National Commentary

Nicholas F. Benton: An

Two large churches in the Episcopal denomination’s Diocese of Virginia are voting this week to defect, claiming the mainstream denomination has veered from its Biblical roots and, oh by the way, sanctioned the consecration of one of its pastors as a bishop of a New England diocese who just happens to be openly gay.

These institutions are anomalies in the Northern Virginia region that has made national headlines for its profound demographic shift and the impact on that of turning Virginia, since the 2004 elections, from a “red” to a “blue” state.

With an enormous influx of high tech workers to fill new defense and homeland security-related jobs mandated by the federal government and fitting the profile of what sociologist Richard Florida has dubbed “the creative class” of socially-tolerant, pro-technology twenty, thirty and forty-somethings, Northern Virginia has gone decidedly liberal. The tiny region, as a proportion of the huge overall state landmass, has now swung two statewide elections, for governor and U.S. Senate, to the blue column almost singlehandedly. While the state, as a whole, passed a Constitutional amendment banning gay marriage, in Northern Virginia it was defeated by a rousing margin.

So what’s with the backlash churches in the midst of this? The two, along with one or two mega-nondenominational church in the same region, have become just that, remnants of an Old South backlash.

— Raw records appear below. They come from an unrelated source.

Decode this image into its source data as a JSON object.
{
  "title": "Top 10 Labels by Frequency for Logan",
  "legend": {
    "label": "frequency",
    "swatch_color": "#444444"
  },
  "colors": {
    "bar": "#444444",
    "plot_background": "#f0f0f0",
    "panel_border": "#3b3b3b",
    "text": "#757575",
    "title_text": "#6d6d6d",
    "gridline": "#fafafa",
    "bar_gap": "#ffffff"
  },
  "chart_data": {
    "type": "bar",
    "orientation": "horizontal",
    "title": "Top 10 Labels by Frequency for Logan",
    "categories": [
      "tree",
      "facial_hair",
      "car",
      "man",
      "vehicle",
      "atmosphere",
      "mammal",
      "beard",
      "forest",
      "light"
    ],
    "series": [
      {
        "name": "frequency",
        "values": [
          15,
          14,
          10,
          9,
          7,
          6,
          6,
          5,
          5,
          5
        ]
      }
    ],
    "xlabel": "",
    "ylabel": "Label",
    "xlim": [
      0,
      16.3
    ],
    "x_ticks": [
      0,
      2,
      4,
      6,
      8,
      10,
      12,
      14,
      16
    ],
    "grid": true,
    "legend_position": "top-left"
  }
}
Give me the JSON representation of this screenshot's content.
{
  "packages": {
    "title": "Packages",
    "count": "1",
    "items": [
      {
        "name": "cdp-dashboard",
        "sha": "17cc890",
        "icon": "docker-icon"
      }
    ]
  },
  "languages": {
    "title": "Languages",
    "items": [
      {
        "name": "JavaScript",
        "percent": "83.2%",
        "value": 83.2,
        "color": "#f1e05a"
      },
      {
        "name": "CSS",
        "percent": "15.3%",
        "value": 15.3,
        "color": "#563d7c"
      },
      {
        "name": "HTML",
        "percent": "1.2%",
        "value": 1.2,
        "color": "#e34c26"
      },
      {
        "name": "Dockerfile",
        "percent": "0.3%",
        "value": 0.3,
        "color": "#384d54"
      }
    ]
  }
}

Many people are afraid of technology and its smart, young offspring that can whip any older person’s butt in any electronic game or computer problem. They’re afraid of the way science has no respect for any authority except the truths it can verify. In such a world, they feel set adrift and unable to exert the controls over others their society used to bestow upon them almost as a birthright. Men can’t control either women or children, for example, and the same goes for the traditional ways it worked the other way around, too.

So for many of these, a claim of some clear authority arising from outside this slippery world can be a source of comfort. It doesn’t matter how irrational it is. In fact, it could be said the more irrational, the better. That makes it an even purer form of something which demands simply blind belief and obedience.

In the churches voting to defect this week, two of their mantras pertain to “Jesus Christ as the sole path to salvation” and “Biblical inerrancy.” Their leaders assert the larger denomination has drifted too far from these tenants of the faith while, oh by the way, ordaining a gay bishop (the principal lightning rod motivating their defections).

A young friend was once under the sway of one of these churches, but ran into the problem of going off to college and cultivating his powers of independent thinking. He related to me a conversation he had with a minister at the church when he then started doubting this notion of “Biblical inerrancy.”

After all, he pointed out, the Bible didn’t just fall from heaven, its contents as we know them today were hammered out through centuries of contentious debate and discord, with some books in some versions and out of others. How can something so subject to the ebbs and flows of very human political bickering and factionalizing over centuries be “inerrant,” he asked. “Inerrant” means without a single word that’s wrong, or not meant by God to be there. The same standard applies even conflicting translations as they’ve come down through the years.

My young friend said that, pressing his erstwhile mentor on these matters, the minister finally threw up his hands and conceded to him, “Well, we have to draw the line somewhere” on matters of morality and faith.

Then the next question, it seems to me, would be, “Who gets to draw that line?” Ministers would say, of course, “God.” But in reality, few have ever claimed to see a big hand with perfect penmanship really pierce some cloud cover and lay it all out. In other words, it’s really a very human proposition, and as such, subject to very human frailties.

The same goes for the claim that “Jesus Christ is the only way to salvation.”

Not only does this necessarily leave the vast majority of humanity for all of history doomed to Hell, it does also for all Christians who don’t live up to certain preachers’ definitions of sufficient faith. It leads to the same question: Who gets to decide what “Jesus as the only way” means?

Could it mean that emulating the spirit of one filled with compassion for the downtrodden and abused, who told parables that taught tolerance and acceptance of differences represents the “only way?” Not likely, not with these folks.

In fact, it’s hard to know what drives these people’s kind of religious intolerance more, fear or nasty personal bigotry. In the end, which it is it doesn’t really matter.